In Eritrea, which received over £3million during the last financial year, Christians are being detained in metal shipping containers and tortured in order to make them recant their faith.
Sudan received over £32million in aid last year, but Barnabas Fund describes the government as an "extreme persecutor" of Christians. The organisation has been evacuating thousands of Christian women and children in the face of growing hostility.
Christians continue to experience persecution in Pakistan as a result of the blasphemy laws, which are being misused by extremists. False accusations have led to attacks, lengthy imprisonments, and death sentences, although no one has yet been executed for the offence.
Christian women also face abduction by Muslim men, who force them to convert to Islam and marry them.
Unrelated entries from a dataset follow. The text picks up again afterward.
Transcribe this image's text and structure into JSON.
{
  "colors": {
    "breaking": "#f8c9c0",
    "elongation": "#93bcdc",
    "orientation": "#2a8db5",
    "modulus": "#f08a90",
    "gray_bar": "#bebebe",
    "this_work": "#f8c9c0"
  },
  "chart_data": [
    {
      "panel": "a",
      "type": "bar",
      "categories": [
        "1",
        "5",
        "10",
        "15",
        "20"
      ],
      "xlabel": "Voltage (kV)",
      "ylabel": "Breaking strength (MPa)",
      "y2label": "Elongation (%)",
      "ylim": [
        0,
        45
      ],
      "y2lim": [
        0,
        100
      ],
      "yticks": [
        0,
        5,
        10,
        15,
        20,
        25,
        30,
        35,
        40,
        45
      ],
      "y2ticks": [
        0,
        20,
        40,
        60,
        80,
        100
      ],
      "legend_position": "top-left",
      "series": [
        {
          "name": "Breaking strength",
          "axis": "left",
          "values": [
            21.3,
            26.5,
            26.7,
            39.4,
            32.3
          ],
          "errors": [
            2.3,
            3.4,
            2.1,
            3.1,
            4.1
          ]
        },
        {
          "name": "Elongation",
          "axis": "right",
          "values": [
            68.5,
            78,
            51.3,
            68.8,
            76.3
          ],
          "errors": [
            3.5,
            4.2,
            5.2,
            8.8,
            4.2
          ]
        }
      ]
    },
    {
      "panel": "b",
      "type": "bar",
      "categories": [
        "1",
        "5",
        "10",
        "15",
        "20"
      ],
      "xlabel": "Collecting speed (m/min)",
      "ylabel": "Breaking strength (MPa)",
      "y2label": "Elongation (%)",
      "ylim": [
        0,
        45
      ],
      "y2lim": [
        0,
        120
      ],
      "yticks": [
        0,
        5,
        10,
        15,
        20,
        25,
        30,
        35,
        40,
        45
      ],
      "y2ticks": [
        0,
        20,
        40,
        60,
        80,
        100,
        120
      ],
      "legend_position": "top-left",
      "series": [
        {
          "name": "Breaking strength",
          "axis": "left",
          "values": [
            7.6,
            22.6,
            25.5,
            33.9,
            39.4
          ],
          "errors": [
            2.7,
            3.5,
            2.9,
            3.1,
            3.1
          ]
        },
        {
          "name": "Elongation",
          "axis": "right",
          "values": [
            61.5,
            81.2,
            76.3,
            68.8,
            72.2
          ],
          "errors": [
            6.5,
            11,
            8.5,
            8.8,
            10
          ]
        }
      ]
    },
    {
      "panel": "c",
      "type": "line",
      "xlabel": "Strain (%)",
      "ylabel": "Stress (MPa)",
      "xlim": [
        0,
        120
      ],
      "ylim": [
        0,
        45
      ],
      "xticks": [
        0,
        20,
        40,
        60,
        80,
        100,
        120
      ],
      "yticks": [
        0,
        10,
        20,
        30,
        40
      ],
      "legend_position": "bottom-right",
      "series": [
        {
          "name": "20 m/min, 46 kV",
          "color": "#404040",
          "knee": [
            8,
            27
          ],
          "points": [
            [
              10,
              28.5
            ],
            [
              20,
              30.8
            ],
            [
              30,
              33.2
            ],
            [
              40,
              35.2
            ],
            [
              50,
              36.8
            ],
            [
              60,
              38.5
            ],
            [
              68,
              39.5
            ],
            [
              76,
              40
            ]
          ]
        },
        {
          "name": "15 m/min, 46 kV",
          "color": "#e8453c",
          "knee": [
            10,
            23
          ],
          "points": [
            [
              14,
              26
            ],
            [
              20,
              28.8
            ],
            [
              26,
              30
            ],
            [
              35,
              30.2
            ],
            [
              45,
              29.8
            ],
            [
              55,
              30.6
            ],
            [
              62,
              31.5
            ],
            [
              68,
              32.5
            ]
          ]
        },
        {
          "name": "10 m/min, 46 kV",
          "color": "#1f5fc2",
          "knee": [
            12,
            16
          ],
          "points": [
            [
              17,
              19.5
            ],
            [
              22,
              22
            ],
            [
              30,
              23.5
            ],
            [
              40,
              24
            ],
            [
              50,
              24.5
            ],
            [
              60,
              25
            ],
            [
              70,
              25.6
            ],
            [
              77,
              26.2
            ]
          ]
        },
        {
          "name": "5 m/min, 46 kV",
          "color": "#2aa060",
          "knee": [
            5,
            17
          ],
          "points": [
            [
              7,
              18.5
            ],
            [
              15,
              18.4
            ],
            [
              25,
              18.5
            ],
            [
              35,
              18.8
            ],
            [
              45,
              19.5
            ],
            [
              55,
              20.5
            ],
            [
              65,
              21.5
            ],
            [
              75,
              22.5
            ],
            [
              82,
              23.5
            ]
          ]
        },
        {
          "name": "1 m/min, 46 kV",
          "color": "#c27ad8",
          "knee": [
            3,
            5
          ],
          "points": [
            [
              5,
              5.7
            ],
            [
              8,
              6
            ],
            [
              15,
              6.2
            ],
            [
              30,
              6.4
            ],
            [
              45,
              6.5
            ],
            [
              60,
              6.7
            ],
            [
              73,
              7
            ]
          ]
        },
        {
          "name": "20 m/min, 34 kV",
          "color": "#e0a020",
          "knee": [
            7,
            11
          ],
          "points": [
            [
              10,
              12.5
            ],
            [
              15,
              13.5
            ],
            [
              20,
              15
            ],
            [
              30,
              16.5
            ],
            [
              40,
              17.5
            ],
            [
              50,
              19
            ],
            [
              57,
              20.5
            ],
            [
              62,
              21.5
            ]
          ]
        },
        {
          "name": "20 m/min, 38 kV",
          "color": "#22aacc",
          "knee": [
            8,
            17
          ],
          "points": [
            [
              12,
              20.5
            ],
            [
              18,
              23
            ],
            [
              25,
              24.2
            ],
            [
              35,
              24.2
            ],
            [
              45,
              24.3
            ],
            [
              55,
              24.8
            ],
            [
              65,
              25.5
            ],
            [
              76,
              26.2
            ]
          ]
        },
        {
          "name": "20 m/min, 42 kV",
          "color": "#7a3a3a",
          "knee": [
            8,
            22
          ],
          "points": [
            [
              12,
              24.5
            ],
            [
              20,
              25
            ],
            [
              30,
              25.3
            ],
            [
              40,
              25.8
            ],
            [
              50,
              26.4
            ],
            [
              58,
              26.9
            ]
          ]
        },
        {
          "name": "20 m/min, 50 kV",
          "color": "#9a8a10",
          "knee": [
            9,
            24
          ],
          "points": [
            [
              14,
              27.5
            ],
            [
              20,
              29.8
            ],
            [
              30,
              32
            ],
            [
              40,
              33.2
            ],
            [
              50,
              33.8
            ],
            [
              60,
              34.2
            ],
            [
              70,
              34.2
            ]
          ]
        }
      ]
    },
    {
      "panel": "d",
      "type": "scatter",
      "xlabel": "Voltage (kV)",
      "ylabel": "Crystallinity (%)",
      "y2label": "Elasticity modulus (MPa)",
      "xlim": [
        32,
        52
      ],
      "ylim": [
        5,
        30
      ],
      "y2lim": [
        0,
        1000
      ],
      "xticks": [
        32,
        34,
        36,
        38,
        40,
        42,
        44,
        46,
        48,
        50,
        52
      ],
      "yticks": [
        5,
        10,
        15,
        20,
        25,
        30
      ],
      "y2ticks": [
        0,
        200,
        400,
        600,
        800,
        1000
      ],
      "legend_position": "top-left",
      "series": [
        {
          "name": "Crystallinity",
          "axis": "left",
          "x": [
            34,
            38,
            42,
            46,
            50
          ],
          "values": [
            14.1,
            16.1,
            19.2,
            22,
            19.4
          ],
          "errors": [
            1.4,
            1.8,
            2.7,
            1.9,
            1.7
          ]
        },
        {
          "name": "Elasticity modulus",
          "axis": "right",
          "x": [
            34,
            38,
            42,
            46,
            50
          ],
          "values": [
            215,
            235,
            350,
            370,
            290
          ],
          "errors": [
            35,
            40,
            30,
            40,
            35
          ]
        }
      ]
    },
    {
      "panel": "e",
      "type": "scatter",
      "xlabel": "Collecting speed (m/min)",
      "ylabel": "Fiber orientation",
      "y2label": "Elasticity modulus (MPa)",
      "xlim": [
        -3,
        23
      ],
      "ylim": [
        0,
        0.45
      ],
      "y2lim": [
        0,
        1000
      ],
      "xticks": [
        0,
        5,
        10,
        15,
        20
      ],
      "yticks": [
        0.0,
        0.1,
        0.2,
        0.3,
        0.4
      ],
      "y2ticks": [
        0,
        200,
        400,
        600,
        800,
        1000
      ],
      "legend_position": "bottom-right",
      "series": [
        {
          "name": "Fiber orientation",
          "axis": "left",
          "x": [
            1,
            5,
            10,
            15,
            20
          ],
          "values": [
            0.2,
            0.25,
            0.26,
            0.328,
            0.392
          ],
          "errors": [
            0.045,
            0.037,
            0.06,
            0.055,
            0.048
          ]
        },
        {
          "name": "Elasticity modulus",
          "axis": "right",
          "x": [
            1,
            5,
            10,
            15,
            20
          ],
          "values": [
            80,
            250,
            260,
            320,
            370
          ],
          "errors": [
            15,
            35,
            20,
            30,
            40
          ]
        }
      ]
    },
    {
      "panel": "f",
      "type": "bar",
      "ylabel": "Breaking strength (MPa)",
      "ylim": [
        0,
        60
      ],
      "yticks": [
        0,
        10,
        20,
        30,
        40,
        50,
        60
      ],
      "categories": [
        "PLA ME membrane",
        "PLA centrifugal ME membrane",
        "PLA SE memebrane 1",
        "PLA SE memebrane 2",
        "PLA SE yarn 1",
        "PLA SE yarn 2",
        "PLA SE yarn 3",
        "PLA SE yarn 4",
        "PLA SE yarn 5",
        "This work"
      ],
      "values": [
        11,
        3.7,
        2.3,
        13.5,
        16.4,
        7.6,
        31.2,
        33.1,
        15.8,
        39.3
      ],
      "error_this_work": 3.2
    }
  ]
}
Christians complain that little is done to prevent these injustices and perpetrators often escape justice.
Despite these human rights abuses, Pakistan received over £211million in aid from the UK Government last year.
In a response to Barnabas Fund's concerns, the Department for International Development said it "robustly assesses" the suitability of governments receiving aid and that respecting human rights is one of the factors taken into consideration.
"We may judge that specific human rights concerns are sufficiently serious to merit a suspension of our financial aid to that government," DFID said.
"If financial aid is suspended, we make sure those funds are provided in alternative ways so that the poorest do not suffer as a result."
Barnabas Fund said that the total withdrawal of UK aid from a country where Christians are being persecuted could make things worse for the most disadvantaged.
"Yet propping up regimes that abuse their most vulnerable citizens hardly encourages change", it added.
"While the UK Government pays lip service to the importance of human rights, it is questionable whether it is truly putting its money where its mouth is in the payment of aid to countries that persecute Christians."